While Americans aren't the most popular folks on earth, the stereotype of the drunken, obnoxious American tourist that Anne Kim wrote about in her Sunday piece on the NEXT page was very much out of step with my recent experience abroad.
I found the opposite to be true, as far as general labels go. Every American I met was keenly aware of his or her deflated status and popularity and acted accordingly in public, drunk or not.
I met a couple of girls from Bainbridge Island who I had to persuade to drop their English accent. Other people I know pretended to be Canadians. If anything, the modern American tourist is extremely sensitive to our international disposition.
The Aussies and the English, on the other hand, inherited the obnoxious fury that so many wish to label the Americans with. Without failure, every time I awoke late at night to hear some drunken moron screaming in the streets. It was almost always somebody with an English accent.

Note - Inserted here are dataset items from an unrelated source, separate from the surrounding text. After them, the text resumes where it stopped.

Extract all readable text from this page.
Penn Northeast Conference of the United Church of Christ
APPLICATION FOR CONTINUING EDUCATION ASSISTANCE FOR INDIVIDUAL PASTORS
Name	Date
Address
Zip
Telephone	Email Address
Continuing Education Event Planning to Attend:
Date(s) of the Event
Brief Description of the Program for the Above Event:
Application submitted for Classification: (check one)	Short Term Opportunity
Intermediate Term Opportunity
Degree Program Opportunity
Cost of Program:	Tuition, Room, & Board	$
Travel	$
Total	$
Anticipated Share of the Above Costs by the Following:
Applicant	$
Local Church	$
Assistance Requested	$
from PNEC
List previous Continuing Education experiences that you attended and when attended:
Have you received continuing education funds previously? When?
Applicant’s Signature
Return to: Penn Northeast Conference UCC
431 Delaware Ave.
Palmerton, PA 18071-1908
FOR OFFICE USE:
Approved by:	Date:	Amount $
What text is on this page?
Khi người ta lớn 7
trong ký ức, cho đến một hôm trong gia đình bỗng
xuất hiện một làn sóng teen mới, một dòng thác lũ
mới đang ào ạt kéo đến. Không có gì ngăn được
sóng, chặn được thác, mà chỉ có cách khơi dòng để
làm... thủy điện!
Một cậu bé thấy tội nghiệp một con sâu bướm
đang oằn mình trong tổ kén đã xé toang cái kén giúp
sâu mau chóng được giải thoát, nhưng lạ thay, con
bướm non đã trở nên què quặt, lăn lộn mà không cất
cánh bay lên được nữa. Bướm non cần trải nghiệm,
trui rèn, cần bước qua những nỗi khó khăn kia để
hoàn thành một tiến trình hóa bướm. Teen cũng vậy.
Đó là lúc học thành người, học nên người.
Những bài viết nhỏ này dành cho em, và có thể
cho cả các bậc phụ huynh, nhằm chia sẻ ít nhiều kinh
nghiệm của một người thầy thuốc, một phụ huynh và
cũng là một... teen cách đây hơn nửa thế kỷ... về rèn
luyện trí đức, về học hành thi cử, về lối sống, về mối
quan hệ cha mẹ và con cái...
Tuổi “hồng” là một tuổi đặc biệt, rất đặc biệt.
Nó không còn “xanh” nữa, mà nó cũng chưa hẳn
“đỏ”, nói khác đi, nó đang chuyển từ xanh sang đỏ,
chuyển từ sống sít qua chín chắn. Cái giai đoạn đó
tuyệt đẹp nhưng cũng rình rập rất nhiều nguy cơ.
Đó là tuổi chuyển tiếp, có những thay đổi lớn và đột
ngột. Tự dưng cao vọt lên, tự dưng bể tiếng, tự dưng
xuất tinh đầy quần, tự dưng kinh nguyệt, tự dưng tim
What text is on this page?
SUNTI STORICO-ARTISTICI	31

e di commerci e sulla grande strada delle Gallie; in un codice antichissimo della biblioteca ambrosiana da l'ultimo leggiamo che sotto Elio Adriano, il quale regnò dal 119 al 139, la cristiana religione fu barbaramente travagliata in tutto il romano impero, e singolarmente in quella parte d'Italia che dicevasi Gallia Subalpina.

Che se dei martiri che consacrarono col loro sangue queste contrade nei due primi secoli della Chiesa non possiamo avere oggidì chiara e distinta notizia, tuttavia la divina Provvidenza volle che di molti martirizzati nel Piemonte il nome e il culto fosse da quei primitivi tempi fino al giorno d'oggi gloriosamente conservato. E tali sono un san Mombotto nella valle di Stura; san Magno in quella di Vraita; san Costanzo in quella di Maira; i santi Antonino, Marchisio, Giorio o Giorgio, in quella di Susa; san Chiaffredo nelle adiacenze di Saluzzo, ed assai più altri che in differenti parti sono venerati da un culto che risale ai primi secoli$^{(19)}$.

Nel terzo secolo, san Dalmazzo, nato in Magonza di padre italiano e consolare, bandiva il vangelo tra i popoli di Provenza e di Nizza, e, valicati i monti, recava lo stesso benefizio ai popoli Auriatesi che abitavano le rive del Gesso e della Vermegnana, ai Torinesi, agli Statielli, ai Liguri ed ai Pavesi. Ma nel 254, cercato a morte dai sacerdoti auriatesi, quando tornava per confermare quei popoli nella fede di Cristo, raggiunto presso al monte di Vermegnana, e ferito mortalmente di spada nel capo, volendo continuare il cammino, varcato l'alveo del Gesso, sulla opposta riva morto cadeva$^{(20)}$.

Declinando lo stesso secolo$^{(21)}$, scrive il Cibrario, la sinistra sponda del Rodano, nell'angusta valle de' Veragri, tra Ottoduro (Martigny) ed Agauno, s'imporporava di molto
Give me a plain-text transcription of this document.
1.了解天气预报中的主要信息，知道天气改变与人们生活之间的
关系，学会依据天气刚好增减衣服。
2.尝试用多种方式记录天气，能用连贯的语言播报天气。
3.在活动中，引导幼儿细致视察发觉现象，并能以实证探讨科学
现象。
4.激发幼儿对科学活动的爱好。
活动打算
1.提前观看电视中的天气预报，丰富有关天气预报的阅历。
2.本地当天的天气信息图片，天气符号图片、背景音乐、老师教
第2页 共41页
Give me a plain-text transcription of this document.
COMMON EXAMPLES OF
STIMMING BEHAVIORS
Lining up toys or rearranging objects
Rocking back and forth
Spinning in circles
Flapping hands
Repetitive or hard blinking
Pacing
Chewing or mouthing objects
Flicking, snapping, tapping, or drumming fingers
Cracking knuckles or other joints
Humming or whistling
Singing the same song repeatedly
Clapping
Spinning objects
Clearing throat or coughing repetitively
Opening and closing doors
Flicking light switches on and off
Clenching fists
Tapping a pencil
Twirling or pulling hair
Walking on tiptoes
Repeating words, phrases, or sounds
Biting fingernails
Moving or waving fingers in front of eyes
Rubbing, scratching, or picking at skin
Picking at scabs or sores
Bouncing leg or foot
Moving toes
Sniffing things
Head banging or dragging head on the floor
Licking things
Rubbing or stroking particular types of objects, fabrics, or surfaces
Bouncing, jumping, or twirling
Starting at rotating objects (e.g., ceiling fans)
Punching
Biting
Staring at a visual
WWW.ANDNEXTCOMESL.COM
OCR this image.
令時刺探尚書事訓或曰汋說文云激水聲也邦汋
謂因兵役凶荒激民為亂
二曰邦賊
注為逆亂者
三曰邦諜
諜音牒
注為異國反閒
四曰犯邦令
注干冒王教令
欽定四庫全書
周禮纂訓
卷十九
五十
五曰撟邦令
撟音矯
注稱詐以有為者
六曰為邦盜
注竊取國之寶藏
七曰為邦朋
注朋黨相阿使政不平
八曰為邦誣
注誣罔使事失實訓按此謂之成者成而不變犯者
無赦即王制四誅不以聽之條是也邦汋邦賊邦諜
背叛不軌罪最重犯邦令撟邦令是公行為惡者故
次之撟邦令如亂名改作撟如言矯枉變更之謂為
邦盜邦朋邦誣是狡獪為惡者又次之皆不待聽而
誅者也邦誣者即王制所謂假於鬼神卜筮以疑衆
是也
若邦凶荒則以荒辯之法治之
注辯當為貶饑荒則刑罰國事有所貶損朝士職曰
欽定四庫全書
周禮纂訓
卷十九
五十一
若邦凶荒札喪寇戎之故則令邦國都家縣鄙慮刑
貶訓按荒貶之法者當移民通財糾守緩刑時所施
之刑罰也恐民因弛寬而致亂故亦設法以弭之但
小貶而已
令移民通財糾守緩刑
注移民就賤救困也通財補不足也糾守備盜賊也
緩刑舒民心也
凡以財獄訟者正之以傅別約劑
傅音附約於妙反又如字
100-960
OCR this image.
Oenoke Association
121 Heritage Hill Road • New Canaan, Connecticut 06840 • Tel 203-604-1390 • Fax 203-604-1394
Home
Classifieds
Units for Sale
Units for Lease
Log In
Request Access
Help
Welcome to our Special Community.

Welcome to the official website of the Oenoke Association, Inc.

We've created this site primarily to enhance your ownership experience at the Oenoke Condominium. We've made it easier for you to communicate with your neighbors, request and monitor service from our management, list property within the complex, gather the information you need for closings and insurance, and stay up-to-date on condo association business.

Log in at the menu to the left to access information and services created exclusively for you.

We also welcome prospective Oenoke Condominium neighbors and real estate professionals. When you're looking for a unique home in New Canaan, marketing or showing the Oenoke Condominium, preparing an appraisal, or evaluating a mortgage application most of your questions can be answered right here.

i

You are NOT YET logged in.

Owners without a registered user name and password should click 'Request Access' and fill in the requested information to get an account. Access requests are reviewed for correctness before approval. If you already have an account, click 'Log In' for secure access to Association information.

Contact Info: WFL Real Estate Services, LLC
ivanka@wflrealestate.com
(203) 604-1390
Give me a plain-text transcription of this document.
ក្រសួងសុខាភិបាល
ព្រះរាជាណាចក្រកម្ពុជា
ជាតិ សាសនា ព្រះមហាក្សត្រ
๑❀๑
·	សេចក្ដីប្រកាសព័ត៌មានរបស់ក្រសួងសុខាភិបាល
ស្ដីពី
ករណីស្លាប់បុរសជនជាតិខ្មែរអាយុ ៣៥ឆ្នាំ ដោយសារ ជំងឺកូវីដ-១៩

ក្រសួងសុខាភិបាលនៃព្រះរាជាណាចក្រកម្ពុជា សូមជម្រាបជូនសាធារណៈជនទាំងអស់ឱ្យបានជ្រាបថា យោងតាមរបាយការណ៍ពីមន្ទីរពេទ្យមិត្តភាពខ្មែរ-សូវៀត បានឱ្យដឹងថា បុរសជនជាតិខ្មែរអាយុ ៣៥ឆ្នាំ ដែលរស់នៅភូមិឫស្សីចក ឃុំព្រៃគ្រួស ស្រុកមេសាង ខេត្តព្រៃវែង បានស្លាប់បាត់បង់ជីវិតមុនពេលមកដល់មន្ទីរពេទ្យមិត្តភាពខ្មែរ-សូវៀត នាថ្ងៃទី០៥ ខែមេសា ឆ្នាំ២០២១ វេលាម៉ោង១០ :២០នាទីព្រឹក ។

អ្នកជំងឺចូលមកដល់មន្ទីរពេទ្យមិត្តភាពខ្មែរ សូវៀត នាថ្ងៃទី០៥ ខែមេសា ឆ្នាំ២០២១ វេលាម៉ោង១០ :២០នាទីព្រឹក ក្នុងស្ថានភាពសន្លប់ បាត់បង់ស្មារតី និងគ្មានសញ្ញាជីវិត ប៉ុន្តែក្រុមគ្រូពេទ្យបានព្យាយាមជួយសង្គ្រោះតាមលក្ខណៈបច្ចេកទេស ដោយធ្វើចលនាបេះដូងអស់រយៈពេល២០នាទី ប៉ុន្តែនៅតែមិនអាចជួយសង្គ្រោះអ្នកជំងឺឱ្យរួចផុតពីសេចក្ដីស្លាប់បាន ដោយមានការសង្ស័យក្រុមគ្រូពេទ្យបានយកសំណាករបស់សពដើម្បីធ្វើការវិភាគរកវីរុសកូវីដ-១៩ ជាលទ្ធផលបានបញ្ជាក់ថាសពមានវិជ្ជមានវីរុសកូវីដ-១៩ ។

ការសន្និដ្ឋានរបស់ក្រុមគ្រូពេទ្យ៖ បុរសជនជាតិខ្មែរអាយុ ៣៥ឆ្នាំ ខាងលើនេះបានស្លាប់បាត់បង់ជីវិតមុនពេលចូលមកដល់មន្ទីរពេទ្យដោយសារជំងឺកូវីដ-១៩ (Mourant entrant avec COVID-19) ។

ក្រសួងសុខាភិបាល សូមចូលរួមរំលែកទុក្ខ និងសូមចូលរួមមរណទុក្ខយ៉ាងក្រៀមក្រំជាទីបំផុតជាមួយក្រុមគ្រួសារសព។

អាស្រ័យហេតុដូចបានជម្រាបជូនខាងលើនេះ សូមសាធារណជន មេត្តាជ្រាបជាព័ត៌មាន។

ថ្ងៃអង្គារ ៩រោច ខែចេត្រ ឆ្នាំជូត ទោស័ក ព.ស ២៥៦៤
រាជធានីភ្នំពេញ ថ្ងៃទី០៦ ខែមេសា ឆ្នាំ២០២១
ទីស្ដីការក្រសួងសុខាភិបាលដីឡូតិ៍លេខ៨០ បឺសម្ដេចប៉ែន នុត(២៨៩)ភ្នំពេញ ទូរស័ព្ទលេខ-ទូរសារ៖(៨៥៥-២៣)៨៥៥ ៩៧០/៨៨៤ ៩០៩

The Americans know their role and for the most part have adapted. The world Anne Kim perpetuates is from ages past, a tired cliche.
As for belligerent Aussies and what not, if Anne travels abroad I can guarantee she'll find her share. When it comes to traveling to Europe, its cool to be anything but American; this is fairly obvious and I sincerely doubt there is any measure for gauguing the amount of hooliganistic activity derived by young American travelers of late. That trend probably died about the same time we invaded Iraq.